Die wichtigsten Kennzahlen im Überblick:
- Netto-Mindestlohn: 28.075 TRY (ca. 655 EUR*)
- Brutto-Mindestlohn: ca. 33.027 TRY
- Steigerungsrate: 27 % im Vergleich zu 2025 (22.104 TRY)
- Gültigkeit: Ab dem 1. Januar 2026
Arbeitnehmergewerkschaft TÜRK-İŞ boykottiert die Sitzung
Ein markantes Detail der diesjährigen Verhandlungen war das Fernbleiben der größten Arbeitnehmergewerkschaft TÜRK-İŞ. Die Gewerkschaft kritisierte die Zusammensetzung der Kommission und forderte eine stärkere Berücksichtigung der Lebenshaltungskosten. Da die Forderungen nach einer Strukturreform der Kommission nicht erfüllt wurden, nahmen die Arbeitnehmervertreter weder an den ersten beiden Runden noch an der finalen Abstimmung teil. Die Entscheidung wurde somit im Konsens zwischen Regierungs- und Arbeitgebervertretern getroffen.

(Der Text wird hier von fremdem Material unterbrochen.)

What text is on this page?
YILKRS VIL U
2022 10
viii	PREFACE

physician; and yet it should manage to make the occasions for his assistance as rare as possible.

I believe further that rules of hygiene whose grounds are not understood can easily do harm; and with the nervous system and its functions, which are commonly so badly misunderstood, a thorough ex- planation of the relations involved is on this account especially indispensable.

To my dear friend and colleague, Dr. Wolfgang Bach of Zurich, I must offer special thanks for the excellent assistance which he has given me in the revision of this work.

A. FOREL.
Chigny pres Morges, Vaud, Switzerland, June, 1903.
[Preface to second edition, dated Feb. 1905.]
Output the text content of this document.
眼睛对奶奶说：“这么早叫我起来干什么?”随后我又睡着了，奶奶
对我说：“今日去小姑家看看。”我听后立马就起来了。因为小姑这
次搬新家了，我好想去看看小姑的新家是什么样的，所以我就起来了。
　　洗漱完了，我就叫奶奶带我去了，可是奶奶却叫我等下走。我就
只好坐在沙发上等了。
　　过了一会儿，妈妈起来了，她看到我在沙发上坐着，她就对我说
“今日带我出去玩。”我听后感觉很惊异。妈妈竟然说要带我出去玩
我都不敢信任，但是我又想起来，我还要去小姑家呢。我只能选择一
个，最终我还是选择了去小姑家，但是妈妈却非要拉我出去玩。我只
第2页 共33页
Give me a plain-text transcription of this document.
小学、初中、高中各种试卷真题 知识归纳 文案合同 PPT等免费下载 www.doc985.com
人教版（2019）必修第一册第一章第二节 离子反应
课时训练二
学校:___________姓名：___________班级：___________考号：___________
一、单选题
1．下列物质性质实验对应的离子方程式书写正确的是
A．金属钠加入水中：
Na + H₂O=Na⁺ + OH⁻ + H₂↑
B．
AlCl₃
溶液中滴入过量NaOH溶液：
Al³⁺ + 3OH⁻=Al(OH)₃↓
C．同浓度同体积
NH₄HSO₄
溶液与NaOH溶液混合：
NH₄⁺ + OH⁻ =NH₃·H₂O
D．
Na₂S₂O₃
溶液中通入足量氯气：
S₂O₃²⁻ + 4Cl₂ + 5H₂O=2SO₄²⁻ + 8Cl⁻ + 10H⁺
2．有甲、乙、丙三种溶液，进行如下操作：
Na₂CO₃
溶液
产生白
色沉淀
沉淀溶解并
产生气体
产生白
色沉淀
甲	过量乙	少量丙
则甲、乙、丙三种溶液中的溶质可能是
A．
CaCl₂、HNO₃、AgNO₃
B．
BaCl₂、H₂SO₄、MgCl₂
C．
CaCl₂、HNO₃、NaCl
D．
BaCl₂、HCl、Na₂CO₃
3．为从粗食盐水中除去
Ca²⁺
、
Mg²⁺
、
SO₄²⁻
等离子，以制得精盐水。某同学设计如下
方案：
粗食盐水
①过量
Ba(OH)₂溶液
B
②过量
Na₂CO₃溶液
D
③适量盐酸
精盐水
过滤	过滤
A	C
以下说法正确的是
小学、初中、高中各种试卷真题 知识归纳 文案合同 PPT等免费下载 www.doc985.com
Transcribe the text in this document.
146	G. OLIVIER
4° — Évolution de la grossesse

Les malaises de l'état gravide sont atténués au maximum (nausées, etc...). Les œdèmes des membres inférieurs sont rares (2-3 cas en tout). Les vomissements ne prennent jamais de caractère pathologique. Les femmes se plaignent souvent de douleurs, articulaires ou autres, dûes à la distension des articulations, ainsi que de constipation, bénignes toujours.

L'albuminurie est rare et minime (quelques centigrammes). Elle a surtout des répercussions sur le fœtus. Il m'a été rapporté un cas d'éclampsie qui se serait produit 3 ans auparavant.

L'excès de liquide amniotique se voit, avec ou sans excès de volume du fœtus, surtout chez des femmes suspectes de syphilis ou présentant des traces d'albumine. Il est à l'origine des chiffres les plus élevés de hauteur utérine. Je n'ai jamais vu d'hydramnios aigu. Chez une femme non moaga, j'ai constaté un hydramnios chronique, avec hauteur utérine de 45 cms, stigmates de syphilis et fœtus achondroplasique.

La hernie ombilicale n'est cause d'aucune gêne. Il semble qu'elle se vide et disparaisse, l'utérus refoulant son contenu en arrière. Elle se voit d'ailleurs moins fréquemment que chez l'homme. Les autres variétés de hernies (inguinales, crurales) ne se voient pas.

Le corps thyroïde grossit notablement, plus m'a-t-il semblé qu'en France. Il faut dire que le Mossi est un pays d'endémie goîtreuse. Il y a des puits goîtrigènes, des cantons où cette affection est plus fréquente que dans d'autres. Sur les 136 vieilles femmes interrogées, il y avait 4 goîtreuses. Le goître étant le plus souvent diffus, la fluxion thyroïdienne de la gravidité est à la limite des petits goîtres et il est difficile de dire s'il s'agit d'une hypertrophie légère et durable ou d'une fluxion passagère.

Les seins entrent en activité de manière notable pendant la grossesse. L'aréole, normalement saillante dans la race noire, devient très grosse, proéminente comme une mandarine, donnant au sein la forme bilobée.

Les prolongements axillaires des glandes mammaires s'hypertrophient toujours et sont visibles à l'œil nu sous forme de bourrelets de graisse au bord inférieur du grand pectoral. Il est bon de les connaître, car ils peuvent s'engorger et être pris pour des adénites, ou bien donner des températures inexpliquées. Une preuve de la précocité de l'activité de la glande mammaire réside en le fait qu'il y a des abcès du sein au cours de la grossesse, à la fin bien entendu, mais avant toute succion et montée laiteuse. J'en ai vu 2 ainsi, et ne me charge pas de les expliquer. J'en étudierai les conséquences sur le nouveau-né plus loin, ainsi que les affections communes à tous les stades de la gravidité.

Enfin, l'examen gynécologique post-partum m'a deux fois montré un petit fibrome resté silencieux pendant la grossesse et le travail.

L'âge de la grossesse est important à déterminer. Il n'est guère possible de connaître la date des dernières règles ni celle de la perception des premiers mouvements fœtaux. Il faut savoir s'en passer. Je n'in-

Wirtschaftlicher Kontext und Inflation
Die Erhöhung um 27 Prozent liegt deutlich über der für 2026 angestrebten Inflationsrate von 16 Prozent laut dem Mittelfristigen Wirtschaftsprogramm (OVP) der Regierung. Analysten wiesen darauf hin, dass die Anhebung zwar die Kaufkraft der Geringverdiener stützen soll, gleichzeitig aber den Druck auf die Produktionskosten, insbesondere in exportorientierten Branchen wie der Textil- und Automobilindustrie, erhöhen könnte.